The commonly used treatment for BL is similar to that for other forms of lymphoma, and it mainly includes chemotherapy, radiotherapy, combined chemoradiotherapy, and resection of the tumor to relieve the local symptoms [1, 2]. Dunleavy and colleagues [16] reported that less toxic chemotherapy regimens (etoposide, doxorubicin, vincristine, cyclophosphamide, prednisone, and rituximab, DA-EPOCH-R), used at higher intensities than standard chemotherapy regimen of cyclophosphamide, doxorubicin, vincristine, and prednisone (CHOP), achieved higher response rates and overall survival in PLWH. The negative biopsy result reinforced our suspicion of prostate cancer, so we performed radical resection. It is generally recognized that the prognosis of BL is relatively poor [2]. Galicier [17] conducted a study on 63 PLWH with advanced disease who were treated with the LMB 86 regimen (escalated cyclophosphamide, doxorubicin, vincristine, and prednisolone and consolidation with cytarabine and etoposide), and found that the complete response rate was 70%, whereas 2-year overall survival was 47%. Rituximab has a vital role in BL treatment.
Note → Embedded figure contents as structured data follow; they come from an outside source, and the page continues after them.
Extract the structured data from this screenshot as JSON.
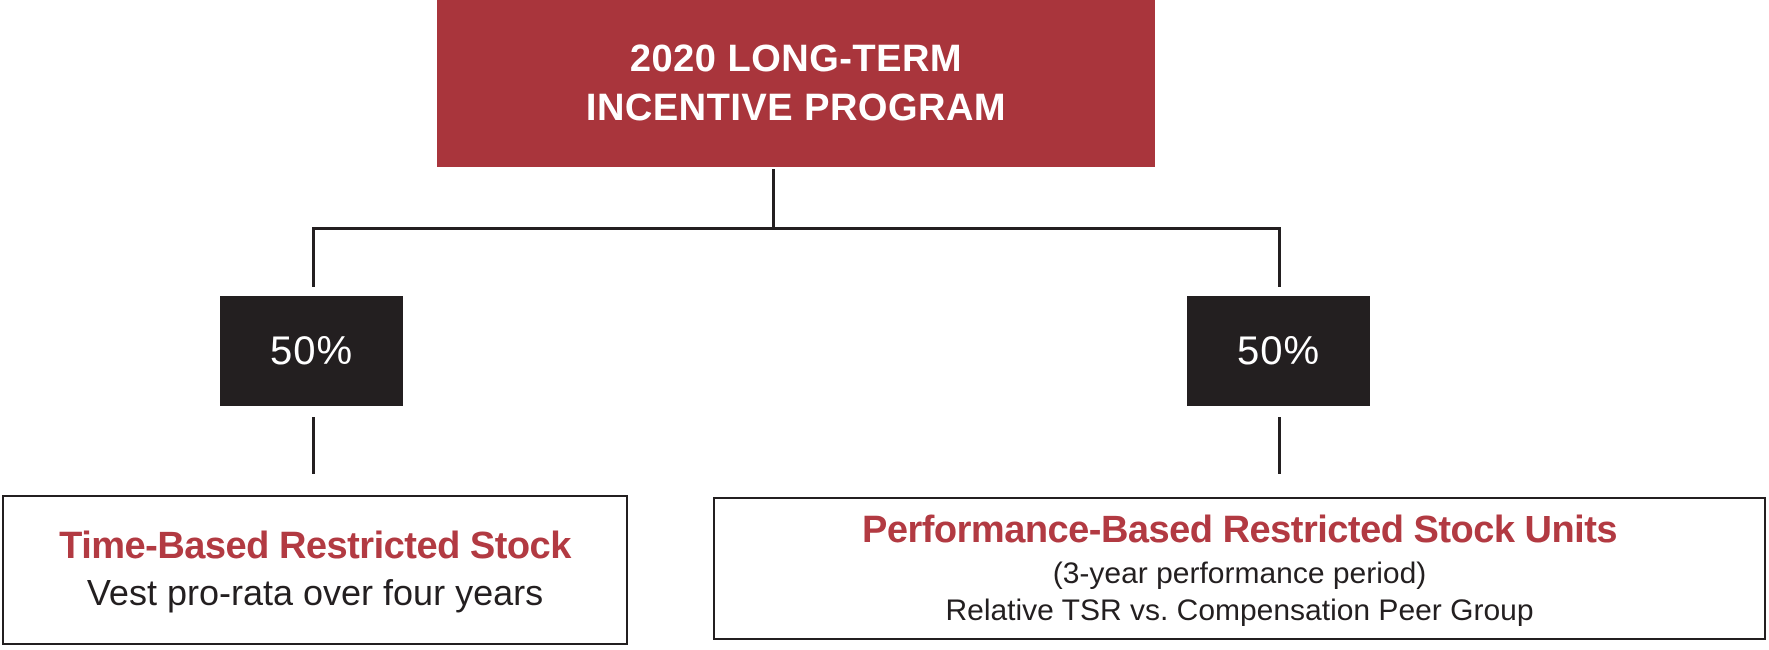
{
  "diagram": {
    "root": {
      "line1": "2020 LONG-TERM",
      "line2": "INCENTIVE PROGRAM"
    },
    "left_branch": {
      "percent": "50%",
      "title": "Time-Based Restricted Stock",
      "subtitle": "Vest pro-rata over four years"
    },
    "right_branch": {
      "percent": "50%",
      "title": "Performance-Based Restricted Stock Units",
      "subtitle1": "(3-year performance period)",
      "subtitle2": "Relative TSR vs. Compensation Peer Group"
    },
    "colors": {
      "root_box_fill": "#A9353C",
      "percent_box_fill": "#231F20",
      "accent_red_text": "#B23A42",
      "body_text": "#231F20",
      "connector": "#231F20",
      "background": "#FFFFFF"
    }
  }
}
Previous studies have shown that 10–30% dose adjustments may be necessary for CHOP-like chemotherapy regimens in patients with renal dysfunction and dialysis [18]. Inotuzumab ozogamicin and Brentuximab vedotin have potential as future treatment approaches. The emergence of immune checkpoint inhibitors may lead to better overall response rates, and using pembrolizumab in combination with R-CHOP therapy shows great potential. [19] Due to missed diagnosis, the present case progressed, missing the optimal treatment opportunity, and survived for less than four months.

The diagnostic and treatment process of this case was not ideal. Firstly, the preliminary diagnosis did not match the expected final pathology, which resulted in a lack of confidence in the clinical diagnosis and treatment process. Our clinical diagnostic and treatment strategies were insufficient, and the patient’s demands and economic ability significantly impacted the diagnostic and treatment processes. We need to learn from this experience and improve future diagnoses and treatments; Secondly, there were some mistakes in the diagnosis and treatment processes. HIV combined with BL in the seminal vesicle is rare condition, and there is a close relationship between seminal vesicle tumors and prostate tumors, which can be easily misdiagnosed. We hope this case can increase clinical physicians’ awareness and provide inspiration for diagnosing rare location tumors in the HIV population. Reported diagnostic and treatment strategies could benefit patients with similar conditions. This report will hopefully serve as cautionary advice to doctors, especially urologists, to change their approach and broaden the thinking model in the clinical diagnosis and treatment process.